Utilising both the voluminous raw Allied intelligence documents and postwar Japanese documentation as primary sources, this first volume covers the tactical organisation of army and navy ground forces during the 1937-45 war. Using the wartime Imperial Japanese Army (IJA) mobilization plans (and the unit organisation tables, unit strength tables and unit history tables compiled by the War Ministry and the 1st Demobilization Bureau during and after the war), a complete picture of IJA ground forces through the war is presented. The evolution of the Japanese force structure is examined including infantry, armour, cavalry, artillery and naval ground combat units from battalion to division level – each thoroughly discussed and illustrated with tables of organisation and equipment and mobilisation data. This forms the framework for any discussion of the Imperial Japanese Army’s capabilities and intentions.

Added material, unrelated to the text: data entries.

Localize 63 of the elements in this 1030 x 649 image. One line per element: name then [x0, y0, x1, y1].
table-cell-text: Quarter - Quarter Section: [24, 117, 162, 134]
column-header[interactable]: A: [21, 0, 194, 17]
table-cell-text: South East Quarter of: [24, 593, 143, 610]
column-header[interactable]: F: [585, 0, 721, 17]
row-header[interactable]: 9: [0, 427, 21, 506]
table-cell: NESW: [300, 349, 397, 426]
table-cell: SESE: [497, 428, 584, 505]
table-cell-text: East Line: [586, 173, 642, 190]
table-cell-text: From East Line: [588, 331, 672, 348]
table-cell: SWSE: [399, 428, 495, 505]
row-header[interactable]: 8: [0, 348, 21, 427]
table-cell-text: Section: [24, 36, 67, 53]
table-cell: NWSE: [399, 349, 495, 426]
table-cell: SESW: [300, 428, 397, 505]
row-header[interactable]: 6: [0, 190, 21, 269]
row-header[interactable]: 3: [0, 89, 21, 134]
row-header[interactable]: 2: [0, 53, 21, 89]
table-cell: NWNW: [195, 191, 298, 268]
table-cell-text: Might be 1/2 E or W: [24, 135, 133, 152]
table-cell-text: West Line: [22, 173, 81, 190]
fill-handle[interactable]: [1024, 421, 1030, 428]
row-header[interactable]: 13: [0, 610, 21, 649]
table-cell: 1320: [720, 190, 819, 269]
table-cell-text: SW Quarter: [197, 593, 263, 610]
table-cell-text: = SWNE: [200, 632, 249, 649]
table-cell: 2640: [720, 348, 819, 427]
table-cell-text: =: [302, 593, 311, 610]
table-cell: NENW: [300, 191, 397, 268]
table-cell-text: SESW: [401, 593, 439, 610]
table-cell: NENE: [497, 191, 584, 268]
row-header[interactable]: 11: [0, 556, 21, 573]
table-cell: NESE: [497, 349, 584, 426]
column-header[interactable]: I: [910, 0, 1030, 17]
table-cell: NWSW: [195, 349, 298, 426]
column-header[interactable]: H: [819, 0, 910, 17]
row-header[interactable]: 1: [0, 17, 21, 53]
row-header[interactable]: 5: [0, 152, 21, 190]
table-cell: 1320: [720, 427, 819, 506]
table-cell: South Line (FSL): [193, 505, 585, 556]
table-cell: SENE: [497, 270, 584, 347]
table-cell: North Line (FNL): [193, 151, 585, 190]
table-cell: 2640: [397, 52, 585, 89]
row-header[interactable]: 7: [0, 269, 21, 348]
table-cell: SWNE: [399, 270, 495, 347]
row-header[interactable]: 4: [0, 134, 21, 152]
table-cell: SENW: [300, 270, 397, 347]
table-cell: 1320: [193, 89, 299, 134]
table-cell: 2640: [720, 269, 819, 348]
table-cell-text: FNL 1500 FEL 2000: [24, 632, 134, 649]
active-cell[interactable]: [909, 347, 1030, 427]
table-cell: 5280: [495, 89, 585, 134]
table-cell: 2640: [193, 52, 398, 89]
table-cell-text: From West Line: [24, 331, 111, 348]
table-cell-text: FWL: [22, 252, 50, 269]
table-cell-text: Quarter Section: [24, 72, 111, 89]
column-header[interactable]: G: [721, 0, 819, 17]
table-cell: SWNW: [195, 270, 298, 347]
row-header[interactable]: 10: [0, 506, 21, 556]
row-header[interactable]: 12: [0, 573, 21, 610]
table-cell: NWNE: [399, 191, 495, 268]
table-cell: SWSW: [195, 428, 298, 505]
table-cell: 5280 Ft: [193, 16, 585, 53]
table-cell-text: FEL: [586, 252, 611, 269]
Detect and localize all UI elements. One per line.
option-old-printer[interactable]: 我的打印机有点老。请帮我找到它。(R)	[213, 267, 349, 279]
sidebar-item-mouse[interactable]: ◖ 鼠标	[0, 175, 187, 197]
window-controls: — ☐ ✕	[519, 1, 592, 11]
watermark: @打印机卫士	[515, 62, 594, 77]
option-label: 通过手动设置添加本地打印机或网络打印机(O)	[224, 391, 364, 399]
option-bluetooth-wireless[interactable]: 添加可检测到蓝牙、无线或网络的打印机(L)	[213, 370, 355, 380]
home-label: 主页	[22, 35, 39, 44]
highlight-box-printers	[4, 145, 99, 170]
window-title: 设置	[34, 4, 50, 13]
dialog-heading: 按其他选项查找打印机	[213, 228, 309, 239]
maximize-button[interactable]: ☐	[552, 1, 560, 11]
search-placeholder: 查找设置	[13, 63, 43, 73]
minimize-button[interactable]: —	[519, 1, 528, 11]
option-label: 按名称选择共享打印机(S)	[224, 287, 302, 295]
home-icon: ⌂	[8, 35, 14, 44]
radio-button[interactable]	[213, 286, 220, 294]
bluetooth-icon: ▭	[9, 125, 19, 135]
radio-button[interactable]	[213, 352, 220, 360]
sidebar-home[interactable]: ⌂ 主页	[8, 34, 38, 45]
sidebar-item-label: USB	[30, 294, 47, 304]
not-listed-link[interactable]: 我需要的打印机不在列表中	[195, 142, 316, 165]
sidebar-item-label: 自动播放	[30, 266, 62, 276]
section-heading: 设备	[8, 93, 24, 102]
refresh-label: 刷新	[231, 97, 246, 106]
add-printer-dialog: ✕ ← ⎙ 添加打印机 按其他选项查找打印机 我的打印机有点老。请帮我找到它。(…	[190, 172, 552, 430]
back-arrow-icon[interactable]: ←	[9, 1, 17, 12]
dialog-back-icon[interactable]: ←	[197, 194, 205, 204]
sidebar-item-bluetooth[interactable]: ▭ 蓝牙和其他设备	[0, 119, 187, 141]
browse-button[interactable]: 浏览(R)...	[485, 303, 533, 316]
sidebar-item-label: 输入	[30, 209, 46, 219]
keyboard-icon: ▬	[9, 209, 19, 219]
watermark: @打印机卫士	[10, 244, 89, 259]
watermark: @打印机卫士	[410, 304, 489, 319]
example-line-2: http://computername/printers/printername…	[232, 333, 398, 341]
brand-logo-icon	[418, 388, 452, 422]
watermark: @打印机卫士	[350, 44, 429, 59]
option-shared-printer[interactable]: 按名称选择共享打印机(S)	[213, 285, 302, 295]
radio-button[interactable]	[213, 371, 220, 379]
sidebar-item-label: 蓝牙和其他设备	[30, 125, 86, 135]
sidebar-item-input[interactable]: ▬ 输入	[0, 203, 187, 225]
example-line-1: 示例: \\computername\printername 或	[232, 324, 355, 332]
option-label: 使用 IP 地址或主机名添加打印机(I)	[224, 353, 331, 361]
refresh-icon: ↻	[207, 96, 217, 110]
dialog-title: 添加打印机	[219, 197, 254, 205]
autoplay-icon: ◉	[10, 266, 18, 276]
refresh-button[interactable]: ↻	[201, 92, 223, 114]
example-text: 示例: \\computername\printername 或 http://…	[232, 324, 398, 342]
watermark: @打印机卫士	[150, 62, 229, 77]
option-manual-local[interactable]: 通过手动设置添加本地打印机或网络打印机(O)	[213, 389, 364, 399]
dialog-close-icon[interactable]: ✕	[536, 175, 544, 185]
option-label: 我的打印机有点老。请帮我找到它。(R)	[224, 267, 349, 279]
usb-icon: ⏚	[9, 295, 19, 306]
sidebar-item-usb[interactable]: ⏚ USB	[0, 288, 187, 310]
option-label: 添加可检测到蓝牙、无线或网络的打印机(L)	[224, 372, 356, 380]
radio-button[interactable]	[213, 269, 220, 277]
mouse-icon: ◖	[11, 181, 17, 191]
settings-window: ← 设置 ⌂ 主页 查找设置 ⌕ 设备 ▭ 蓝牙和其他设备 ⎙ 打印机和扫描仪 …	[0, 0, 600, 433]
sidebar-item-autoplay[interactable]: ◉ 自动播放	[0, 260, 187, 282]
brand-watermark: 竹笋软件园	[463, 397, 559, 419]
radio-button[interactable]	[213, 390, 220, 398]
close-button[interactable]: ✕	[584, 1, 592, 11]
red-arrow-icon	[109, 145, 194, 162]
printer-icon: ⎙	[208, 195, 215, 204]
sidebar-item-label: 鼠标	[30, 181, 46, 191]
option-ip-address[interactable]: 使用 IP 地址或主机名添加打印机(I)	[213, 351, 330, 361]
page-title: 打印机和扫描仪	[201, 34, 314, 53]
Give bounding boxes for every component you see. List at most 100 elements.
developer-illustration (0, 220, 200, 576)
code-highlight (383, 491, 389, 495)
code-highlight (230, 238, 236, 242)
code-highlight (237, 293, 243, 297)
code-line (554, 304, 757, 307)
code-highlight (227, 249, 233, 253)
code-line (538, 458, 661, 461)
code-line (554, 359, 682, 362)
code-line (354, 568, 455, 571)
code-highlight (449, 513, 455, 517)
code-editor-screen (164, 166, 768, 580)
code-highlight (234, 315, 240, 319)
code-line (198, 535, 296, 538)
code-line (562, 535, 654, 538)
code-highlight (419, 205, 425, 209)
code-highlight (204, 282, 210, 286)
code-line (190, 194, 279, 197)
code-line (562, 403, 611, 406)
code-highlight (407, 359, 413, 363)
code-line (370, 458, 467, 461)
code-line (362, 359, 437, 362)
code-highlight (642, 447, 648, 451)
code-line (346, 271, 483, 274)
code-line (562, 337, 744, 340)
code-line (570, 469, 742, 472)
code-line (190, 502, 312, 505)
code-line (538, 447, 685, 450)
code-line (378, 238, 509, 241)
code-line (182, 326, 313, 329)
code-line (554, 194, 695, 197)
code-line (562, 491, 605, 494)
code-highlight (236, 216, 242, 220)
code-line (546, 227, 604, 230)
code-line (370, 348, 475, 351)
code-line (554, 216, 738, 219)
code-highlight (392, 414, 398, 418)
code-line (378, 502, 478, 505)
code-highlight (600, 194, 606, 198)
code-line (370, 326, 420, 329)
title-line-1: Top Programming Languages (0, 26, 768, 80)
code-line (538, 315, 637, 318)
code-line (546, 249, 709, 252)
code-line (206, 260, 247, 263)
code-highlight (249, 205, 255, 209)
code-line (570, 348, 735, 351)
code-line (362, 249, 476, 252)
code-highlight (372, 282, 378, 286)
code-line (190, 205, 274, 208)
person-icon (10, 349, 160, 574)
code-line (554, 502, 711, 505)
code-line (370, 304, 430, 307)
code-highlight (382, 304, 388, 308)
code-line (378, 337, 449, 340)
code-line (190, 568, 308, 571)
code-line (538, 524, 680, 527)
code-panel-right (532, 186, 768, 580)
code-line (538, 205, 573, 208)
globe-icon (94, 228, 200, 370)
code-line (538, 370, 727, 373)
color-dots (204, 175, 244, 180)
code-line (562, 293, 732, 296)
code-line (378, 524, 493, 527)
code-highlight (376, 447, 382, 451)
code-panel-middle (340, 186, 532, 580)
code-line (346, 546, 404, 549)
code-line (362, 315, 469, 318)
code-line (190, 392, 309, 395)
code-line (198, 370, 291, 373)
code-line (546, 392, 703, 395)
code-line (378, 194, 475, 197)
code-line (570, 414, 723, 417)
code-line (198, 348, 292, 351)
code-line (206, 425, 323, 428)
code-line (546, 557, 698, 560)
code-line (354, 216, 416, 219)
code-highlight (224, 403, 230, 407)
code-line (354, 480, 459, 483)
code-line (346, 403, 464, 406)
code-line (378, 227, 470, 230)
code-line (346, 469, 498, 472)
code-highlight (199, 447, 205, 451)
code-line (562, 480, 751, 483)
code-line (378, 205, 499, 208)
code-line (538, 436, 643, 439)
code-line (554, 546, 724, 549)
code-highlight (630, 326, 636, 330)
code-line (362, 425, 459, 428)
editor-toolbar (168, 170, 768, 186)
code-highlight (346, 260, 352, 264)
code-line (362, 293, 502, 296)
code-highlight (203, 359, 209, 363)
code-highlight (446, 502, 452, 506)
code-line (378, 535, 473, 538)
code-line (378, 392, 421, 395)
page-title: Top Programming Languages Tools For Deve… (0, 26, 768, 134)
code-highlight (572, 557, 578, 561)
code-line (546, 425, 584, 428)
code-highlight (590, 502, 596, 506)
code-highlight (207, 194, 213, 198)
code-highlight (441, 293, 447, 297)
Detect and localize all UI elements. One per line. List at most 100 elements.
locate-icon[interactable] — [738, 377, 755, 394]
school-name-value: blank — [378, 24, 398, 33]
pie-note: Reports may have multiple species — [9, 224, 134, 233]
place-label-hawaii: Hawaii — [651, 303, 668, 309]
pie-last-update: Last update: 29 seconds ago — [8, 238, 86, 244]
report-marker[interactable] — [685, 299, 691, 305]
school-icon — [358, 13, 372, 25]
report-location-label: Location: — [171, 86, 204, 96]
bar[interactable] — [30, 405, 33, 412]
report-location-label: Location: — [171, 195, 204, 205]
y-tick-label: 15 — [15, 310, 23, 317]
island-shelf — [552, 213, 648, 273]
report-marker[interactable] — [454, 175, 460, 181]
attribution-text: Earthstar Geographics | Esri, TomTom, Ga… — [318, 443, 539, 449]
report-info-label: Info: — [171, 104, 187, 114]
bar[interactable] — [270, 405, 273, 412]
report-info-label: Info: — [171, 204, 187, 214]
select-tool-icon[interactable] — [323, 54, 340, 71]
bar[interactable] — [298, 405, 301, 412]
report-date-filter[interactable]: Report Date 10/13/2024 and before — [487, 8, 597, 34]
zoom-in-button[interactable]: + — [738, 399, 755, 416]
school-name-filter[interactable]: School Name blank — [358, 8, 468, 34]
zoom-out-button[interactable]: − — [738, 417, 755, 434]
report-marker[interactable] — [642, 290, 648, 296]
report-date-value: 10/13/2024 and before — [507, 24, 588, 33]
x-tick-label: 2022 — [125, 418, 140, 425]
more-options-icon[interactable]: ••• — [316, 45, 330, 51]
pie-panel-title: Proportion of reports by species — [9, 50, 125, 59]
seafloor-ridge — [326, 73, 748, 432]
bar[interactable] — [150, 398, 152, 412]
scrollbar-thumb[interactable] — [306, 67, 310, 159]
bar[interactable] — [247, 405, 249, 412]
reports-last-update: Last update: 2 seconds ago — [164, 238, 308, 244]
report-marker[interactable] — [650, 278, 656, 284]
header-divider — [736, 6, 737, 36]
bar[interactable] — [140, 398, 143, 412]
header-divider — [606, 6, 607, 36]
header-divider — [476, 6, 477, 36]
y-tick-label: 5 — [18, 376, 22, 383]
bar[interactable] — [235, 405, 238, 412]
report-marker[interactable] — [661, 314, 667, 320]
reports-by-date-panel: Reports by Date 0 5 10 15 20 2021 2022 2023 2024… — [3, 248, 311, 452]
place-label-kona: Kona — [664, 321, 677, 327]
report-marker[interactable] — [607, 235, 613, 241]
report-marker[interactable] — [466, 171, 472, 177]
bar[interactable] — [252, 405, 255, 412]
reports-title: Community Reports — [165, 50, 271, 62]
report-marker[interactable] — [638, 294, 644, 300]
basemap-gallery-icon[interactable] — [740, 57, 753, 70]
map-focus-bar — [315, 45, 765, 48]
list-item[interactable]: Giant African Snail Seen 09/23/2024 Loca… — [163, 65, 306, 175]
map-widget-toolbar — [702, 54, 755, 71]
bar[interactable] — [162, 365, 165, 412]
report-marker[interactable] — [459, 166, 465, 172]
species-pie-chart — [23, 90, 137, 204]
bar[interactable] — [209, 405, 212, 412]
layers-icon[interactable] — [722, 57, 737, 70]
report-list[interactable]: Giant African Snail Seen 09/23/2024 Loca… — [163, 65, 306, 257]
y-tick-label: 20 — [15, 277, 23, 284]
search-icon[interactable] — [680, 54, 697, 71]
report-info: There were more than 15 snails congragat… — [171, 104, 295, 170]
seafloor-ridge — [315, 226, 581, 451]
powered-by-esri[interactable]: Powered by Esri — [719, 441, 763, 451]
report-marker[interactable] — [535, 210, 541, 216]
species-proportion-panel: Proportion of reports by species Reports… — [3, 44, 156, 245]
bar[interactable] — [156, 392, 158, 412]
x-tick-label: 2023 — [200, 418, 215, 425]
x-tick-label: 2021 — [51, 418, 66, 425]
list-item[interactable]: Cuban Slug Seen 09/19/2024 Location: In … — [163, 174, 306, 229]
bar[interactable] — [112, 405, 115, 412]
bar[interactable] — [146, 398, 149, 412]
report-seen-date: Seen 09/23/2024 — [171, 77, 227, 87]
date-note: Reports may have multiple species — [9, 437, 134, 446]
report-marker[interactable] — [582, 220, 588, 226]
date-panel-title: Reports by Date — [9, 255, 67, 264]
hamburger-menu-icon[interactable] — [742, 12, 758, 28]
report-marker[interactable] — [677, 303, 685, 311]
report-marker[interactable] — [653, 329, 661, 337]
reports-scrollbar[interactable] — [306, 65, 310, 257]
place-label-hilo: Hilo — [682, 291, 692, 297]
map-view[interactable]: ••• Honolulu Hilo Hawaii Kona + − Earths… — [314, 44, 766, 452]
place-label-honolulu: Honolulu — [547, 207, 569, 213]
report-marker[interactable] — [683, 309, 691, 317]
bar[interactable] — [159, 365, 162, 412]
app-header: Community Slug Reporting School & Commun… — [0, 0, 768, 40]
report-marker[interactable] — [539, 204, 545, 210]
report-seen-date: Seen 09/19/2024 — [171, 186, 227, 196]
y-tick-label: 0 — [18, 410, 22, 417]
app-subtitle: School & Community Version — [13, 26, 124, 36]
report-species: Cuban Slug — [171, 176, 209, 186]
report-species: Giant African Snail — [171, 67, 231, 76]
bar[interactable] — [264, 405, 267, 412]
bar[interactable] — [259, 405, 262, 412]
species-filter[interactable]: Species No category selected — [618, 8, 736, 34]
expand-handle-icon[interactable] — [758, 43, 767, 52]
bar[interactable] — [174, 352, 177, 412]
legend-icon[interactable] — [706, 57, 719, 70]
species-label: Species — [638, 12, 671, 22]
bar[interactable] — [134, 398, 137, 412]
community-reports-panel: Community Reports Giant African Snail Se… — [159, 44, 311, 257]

Duncan says: “A finely-detailed and thoughtful study.”
Through meticulous research in original archival material, this book tells the extraordinary story of how a relatively small number of dedicated men developed the methods and techniques for crossing by motor vehicle the depths of the then-unmapped and seemingly impassable great deserts of Egypt and Libya – the Western Desert – during the British army’s North African campaign of 1940-43.
The Long Range Desert Group and the Special Air Service, as a matter of course, did extraordinary things; the heroic was the commonplace. Their tactics, techniques and remarkable success in desert warfare continue to make them of great interest to the student of military affairs. Likewise, as it seeks to answer how the deep desert can best be used for military purposes, this study is pertinent to today’s military operations – perhaps more so than at any time since the Second World War.